While it is well established that the overwhelming majority of the population retires willingly (some studies show that 98 percent or 99 percent of the population retires willingly, and others show that at most only 7 percent do so unwillingly), mandatory, or forced, retirement at specific ages has been considered highly objectionable. As a result, Congress in 1977 passed the Age Discrimination in Employment Act, barring forced retirement for nonfederal employees prior to age 69, and eliminated compulsory retirement for federal employees at any age. In 1986 the Age Discrimination in Employment Act was strengthened to terminate forced retirement at any age in all but small businesses (fewer than 12 employees), and for a few categories of workers-police officers, fire fighters, prison guards, airline pilots. College professors were excluded from its coverage for seven years.
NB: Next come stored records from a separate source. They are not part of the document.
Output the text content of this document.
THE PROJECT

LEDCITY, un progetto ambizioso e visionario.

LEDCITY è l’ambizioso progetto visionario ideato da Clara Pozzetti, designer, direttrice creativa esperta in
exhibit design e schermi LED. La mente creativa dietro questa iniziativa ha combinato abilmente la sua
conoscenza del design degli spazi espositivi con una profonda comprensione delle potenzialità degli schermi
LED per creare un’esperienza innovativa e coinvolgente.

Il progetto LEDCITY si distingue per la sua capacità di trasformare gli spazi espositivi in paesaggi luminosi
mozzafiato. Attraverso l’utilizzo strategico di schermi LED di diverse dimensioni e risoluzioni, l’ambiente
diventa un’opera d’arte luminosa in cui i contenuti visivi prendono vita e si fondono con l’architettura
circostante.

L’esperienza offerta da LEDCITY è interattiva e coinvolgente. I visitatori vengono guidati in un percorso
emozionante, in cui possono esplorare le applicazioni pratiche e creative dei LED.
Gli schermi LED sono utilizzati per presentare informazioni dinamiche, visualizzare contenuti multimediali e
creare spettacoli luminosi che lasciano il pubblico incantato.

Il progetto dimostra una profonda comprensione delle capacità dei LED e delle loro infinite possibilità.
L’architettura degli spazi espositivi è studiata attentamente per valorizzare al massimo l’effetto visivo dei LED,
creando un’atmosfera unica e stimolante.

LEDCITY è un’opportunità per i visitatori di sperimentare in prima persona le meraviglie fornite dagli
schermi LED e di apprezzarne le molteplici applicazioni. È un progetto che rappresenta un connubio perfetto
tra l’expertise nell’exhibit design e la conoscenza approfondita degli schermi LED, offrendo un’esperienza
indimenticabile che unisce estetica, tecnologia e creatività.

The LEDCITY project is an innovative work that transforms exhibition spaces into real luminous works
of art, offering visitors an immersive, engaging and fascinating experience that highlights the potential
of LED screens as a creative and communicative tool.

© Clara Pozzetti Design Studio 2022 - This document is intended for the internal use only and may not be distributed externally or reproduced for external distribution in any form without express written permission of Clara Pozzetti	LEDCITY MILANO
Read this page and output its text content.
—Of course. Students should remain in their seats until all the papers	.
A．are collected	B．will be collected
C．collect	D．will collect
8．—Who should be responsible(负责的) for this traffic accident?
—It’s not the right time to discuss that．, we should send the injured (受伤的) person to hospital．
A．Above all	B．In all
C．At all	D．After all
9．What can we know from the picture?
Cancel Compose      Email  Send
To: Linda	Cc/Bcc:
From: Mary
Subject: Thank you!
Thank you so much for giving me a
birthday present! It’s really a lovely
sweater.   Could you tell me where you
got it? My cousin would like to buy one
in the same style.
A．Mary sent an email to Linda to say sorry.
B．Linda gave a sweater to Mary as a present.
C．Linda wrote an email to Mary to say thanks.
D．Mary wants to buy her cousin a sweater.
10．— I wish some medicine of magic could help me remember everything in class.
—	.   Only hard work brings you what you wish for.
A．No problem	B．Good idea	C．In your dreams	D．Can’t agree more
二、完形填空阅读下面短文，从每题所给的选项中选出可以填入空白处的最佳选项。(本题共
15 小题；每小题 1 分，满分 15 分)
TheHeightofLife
There are now reasons to believe that the early retirement trend, quite contrary to all past expectations, may possibly reverse in the next few years. The reason is that the U.S. may experience a labor shortage beginning about the year 2000, when the large bulge of working age population brought on by the baby boom will begin to decline as Baby Boomers age and retire. Just how this will affect the long-term trend to early retirement is not yet certain, but it is quite possible that business and government will have such great needs for workers that they will be obliged to offer potential retirees special inducements-such as high pay, part-time work, and special benefits-to remain at work. Should this come about, the days of incentives for early retirement may become a thing of the past, and work combined with leisure turn into the pattern of life in the senior years.
Schulz, J. H. The Economics of Aging, 4th ed. Dover, Mass.: Auburn House Publishing, 1988.